# Dell Venue 8 7000 "3D" camera



## NogDog (May 1, 2009)

My new Dell Venue 8 7000 tablet has a 3-lens camera system that allow its associated software to calculate how far away from the camera things are. It's not perfect, and does not seem to be a real substitute for using a wide aperture in a "real" camera to control depth of field, but it is kind of neat to play around with. Here's the original photo followed by a version where I adjusted the "focus" to be on the flowers and bush in the foreground:


__
https://flic.kr/p/BjsRSz


__
https://flic.kr/p/AVyWpR

Maybe tomorrow I'll post a couple shots showing how you can apply filters by varying depth to get some interesting effects....

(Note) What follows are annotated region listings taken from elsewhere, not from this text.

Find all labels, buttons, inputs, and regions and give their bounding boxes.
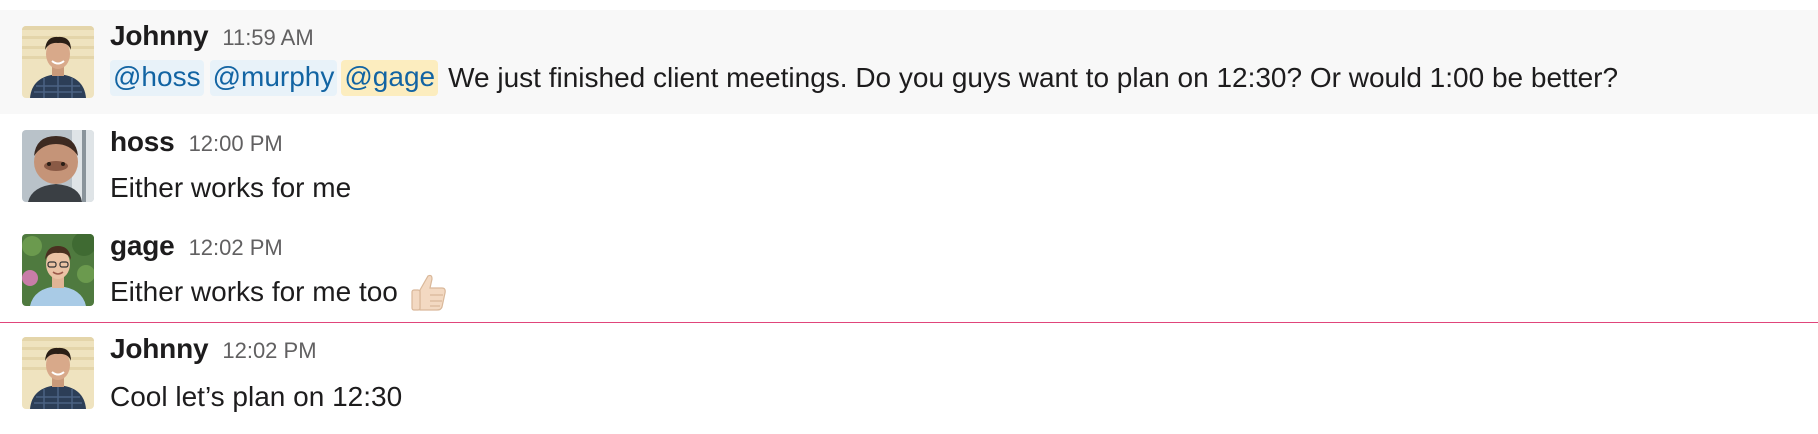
sender-name[interactable]: hoss — [110, 126, 175, 158]
mention-murphy[interactable]: @murphy — [209, 60, 338, 96]
avatar-johnny[interactable] — [22, 26, 94, 98]
mention-hoss[interactable]: @hoss — [110, 60, 204, 96]
message-body: We just finished client meetings. Do you… — [448, 62, 1619, 93]
sender-name[interactable]: Johnny — [110, 20, 209, 52]
message-item[interactable]: hoss 12:00 PM Either works for me — [0, 114, 1818, 218]
sender-name[interactable]: Johnny — [110, 333, 209, 365]
avatar-gage[interactable] — [22, 234, 94, 306]
timestamp[interactable]: 11:59 AM — [222, 25, 313, 51]
message-text: Either works for me — [110, 168, 351, 208]
thumbs-up-icon[interactable] — [406, 270, 450, 314]
timestamp[interactable]: 12:02 PM — [189, 235, 283, 261]
message-text: @hoss @murphy @gage We just finished cli… — [110, 58, 1618, 98]
avatar-johnny[interactable] — [22, 337, 94, 409]
message-body: Either works for me too — [110, 276, 398, 307]
sender-name[interactable]: gage — [110, 230, 175, 262]
message-item[interactable]: gage 12:02 PM Either works for me too — [0, 218, 1818, 322]
message-item[interactable]: Johnny 12:02 PM Cool let’s plan on 12:30 — [0, 323, 1818, 427]
message-text: Cool let’s plan on 12:30 — [110, 377, 402, 417]
mention-gage[interactable]: @gage — [341, 60, 439, 96]
message-list: Johnny 11:59 AM @hoss @murphy @gage We j… — [0, 0, 1818, 434]
message-body: Cool let’s plan on 12:30 — [110, 381, 403, 412]
message-text: Either works for me too — [110, 268, 450, 316]
timestamp[interactable]: 12:02 PM — [222, 338, 316, 364]
timestamp[interactable]: 12:00 PM — [189, 131, 283, 157]
avatar-hoss[interactable] — [22, 130, 94, 202]
message-item[interactable]: Johnny 11:59 AM @hoss @murphy @gage We j… — [0, 10, 1818, 114]
message-body: Either works for me — [110, 172, 352, 203]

PS: Yes, flowers are blooming in northern NJ in early December. I also saw a few goldenrod plants in bloom while I was out for my walk.


----------



## The Hooded Claw (Oct 12, 2009)

Flowers at Christmas north of the Mason-Dixon Line. Just seems wrong!


----------



## NogDog (May 1, 2009)

And here's the application of a filter (black & white). First the original image, then with B&W applied to everything behind the hydrant.


__
https://flic.kr/p/BSZ3RU


__
https://flic.kr/p/BSYZUw


----------